Brasil na rota das catástrofes: tragédia anunciada ou o novo normal? Analistas comentam
A tragédia no Rio Grande do Sul, ainda em curso, é mais um aviso de que o País precisa ignorar o negacionismo e investir em conhecimento científico e infraestrutura para prevenir os efeitos negativos dos eventos climáticos extremos, que atingem todo o planeta
Por Eduardo Marini e Luiz Cesar Pimentel
RESUMO
• Maior tragédia ambiental do Rio Grande do Sul pode ser prenúncio de eventos climáticos arrasadores em solo brasileiro
• Especialista considera possível que fenômeno seja sucedido por evento similar no Sudeste e o Centro-Oeste
• Inundações de proporções bíblicas deixaram mais de cem mortos e centenas de desaparecidos e desabrigados
• Destruição vai demandar esforços gigantes do governo federal, estadual, municípios e empresas para recuperar estado
• E forçar governo definitivamente a planejar o futuro com mais foco na prevenção contra a fúria do clima
Por Caos social, destruição, saques, roubos, danos profundos na infraestrutura, interrupções no funcionamento de serviços públicos essenciais, perspectiva de queda na produção de itens fundamentais. Mais de 100 mortes. Centenas de milhares de pessoas desalojadas. Poucas vezes na história do País uma tragédia deixou como rastro uma devastação tão ampla como se viu nos últimos dias no Rio Grande do Sul. Os estragos assumiram proporções bíblicas.

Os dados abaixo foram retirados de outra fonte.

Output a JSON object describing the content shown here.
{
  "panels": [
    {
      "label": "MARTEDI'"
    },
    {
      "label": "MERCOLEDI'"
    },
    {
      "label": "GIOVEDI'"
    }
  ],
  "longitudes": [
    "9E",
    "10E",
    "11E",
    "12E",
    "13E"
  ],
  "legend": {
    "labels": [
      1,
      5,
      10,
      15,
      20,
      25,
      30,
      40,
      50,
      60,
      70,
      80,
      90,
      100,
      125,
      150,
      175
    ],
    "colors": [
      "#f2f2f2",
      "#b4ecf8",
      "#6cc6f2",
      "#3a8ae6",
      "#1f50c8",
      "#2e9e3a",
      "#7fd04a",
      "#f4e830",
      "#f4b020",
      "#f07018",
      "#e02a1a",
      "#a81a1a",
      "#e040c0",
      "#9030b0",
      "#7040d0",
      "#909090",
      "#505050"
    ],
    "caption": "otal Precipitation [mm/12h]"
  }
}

Na maior tragédia climática registrada no estado até então, em 1941, o nível do Lago Guaíba chegou a 4,76 metros, uma história passada de avós para filhos e netos. Foi a partir dessa enchente que as autoridades locais construíram 68 quilômetros de diques e 14 comportas para proteger Porto Alegre de futuras inundações, como a registrada agora.
Dessa vez, em apenas sete dias despencou sobre o estado um volume de água equivalente ao de cinco semanas de chuva na catástrofe anterior.

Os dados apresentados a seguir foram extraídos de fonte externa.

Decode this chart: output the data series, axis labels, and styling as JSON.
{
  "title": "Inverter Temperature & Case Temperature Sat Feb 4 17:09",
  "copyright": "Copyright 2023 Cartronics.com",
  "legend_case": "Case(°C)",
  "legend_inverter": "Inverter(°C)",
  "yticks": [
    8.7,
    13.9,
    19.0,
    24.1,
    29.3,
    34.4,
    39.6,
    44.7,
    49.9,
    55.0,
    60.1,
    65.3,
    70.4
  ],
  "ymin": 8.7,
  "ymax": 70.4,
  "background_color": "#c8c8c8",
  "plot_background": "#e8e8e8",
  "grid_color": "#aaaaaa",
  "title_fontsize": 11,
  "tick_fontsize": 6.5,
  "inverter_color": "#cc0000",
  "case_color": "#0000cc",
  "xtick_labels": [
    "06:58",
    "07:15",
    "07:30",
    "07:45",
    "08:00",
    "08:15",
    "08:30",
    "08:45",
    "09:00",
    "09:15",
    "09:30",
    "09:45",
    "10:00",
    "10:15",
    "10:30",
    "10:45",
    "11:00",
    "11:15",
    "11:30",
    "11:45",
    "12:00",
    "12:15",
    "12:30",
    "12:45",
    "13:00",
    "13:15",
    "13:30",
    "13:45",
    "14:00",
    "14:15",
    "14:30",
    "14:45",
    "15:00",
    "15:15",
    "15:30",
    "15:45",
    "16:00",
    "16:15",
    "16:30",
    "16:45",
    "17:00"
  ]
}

Suficiente para que o Guaíba ignorasse contenções e atingisse o nível recorde de 5,35 metros. “Uma verdadeira bomba atômica da natureza explodiu sobre o Rio Grande do Sul”, resumiu o vice-presidente do STF, o gaúcho Edson Fachin.
“Tínhamos a cheia de 1941 como o pior que poderia ter acontecido”, diz Estael Sias, da MetSul, mestre em meteorologia.

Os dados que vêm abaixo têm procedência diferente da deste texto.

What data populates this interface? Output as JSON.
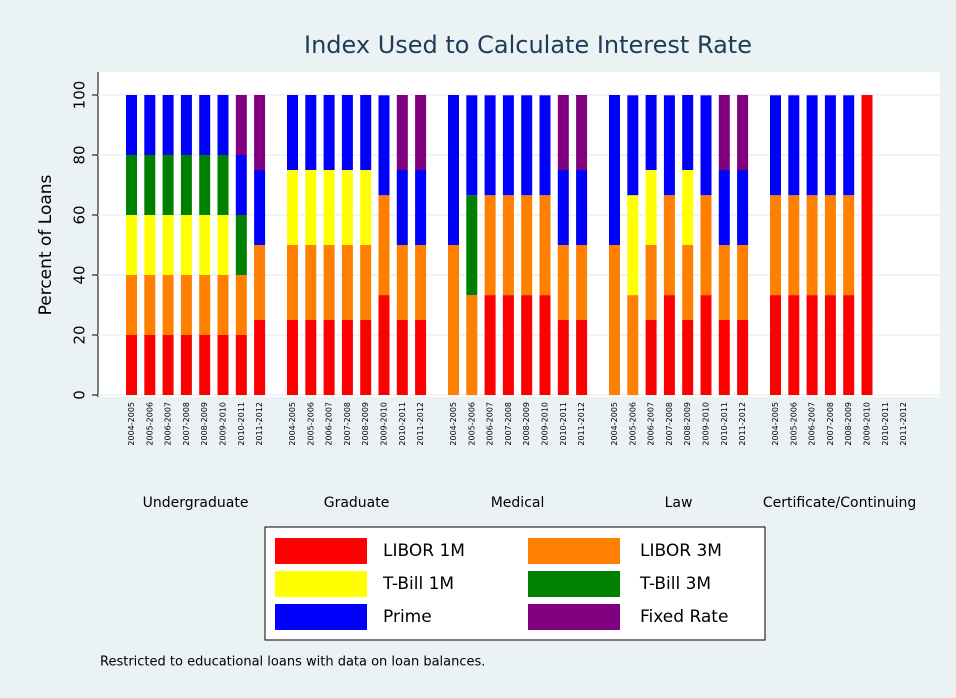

A meteorologista, mais uma entre os desabrigados – na sua casa, em Canoas, a água chegou a dois metros e meio de altura – faz uma previsão alarmante: o fenômeno tem forte chance de ser sucedido por um evento similar, capaz de romper o choque entre as bolhas de ar frio e quente que o causou, mas com a espingarda atmosférica apontada para Sudeste e o Centro-Oeste do País.
No segundo semestre, espera-se a ação do La Niña, fenômeno de resfriamento das águas do Oceano Pacífico, oposto ao atual El Niño, que aquece as águas superficiais na Linha do Equador e na metade alta do Brasil, causando chuvas intensas no Nordeste e estiagem, com seca, no Sul. “É o novo normal – e devemos encará-lo assim. Precisamos repensar gestão pública, riscos, prevenção e forma de nos preparar. Enfim, como vamos viver daqui para frente”.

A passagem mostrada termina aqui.